Ср. Ф. Дрейк (1540-1596) — английский пират, совершил второе (после Магеллана) кругосветное путешествие, фактически командовал английским флотом при окончательном разгроме испанской «Непобедимой армады». Л. Беннигсен (1745-1826) — участник убийства Павла I.
* …легче, чем по — непереводимому московскому выражению — «naat na dva palza»… — в первой редакции было: по простонародному московскому выражению — «нассать на два пальца». Появление латиницы соответствует стратегии отчуждения и удаления от советской действительности.
…альпийские горнолыжники… альпинисты-диссиденты… скалолазы, альпинисты и контрабандисты… — углубление колеи «Москва = горная страна».
** …модный салон… московский писатель… знаменитая московская актриса… роль Электры… — Покойная Елизавета Никищихина, жена Е. Козловского. Актриса московского драматического театра им. Станиславского. Самые известные роли: невеста в запрещенном фильме «Скверный анекдот» по Достоевскому режиссеров Алова и Наумова в кино, на сцене — Васса Железнова в спектакле режиссера А.Васильева «Васса Железнова. Первый вариант». В романе намек на знаменитый спектакль «Антигона» в постановке режиссера Б. Львова-Анохина по пьесе Ж. Ануя, где Никищихина играла заглавную роль.
** …но тот же г-н Прайхов… — Дмитрий Пригов (1940), московский поэт-концептуалист, известен как «Дмитрий Александрович Пригов». С 1975 года — член Союза художников СССР. С 1979 года поэзия Пригова появляется на Западе, в 1986 году поэта направили на принудительное лечение в психиатрическую больницу, где, впрочем, он просидел лишь сутки: помог вытащить его из психушки детский кинорежиссер В. Алейников, автор «Петрова и Васечкина», тогда как товарищи-литераторы растерялись. Лауреат немецкой премии им. Пушкина. Автор нескольких тысяч стихов, разнообразной прозы и пьес. В первой самиздатской редакции было: Пригов, во второй — Прихов (prick?), в третьй — Прайхов.
 
…месяц назад они выпустили в свет свой альманах… — альманах «Каталог». См. ниже.
…сорокастраничное эссе, составленное из отдельных отрывков… — эссе-коллаж МБ «Веревочная лестница» (1980), предварительный вариант которого под названием «Записки на манжетах» был опубликован в журнале «Эхо» (Париж), № 1, 1980. Возможно, герой «Момемуров» читал в январе 1981 года в Москве сокращенный вариант эссе.
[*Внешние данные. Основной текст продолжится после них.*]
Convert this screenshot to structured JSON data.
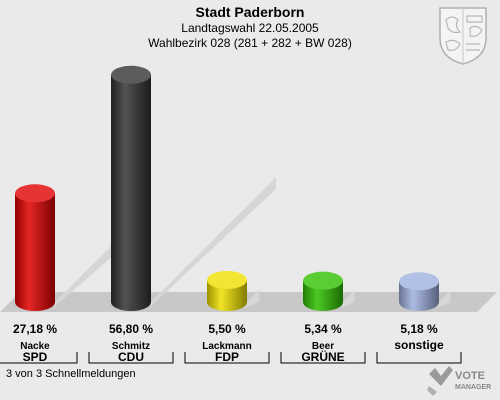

* Дик Тиммоти — Ю. Трифонов (1925-1981), советский писатель. Приписываемое ему высказывание об аристократическом умении слушать мало соответствует трифоновской стилистике, основанной на разговорном языке московской советской интеллигенции, однако полностью соответствовало его манере держаться в жизни.
Сэм Селигер — Дж. Сэлинджер, американский писатель (1919), чья повесть «The Catcher in the Rye» (1951), изданная в 1965 году в переводе Риты Райт-Ковалевой под названием «Над пропастью во ржи», долгое время была настольной книгой либеральной интеллигенции.
…наводнения и цунами, которым… давались женские имена… — Наводнение — ординарное ленинградское явление; цунами, которым обычно присваивают женские имена, — явление экзотическое, «дальневосточное».
** …сурового, с политическим нажимом писателя Жана Трика… — в первой редакции было: К.К.К. Жан Трика — московский писатель и драматург Евгений Козловский (1946), автор романа «Мы встретимся в Раю», книги повестей «Москвобургские повести», сборника пьес. Инициалы Е. Козловского (Е К), с зеркально отражённой первой буквой (З К), дают в шарадном прочтении фамилию Трика.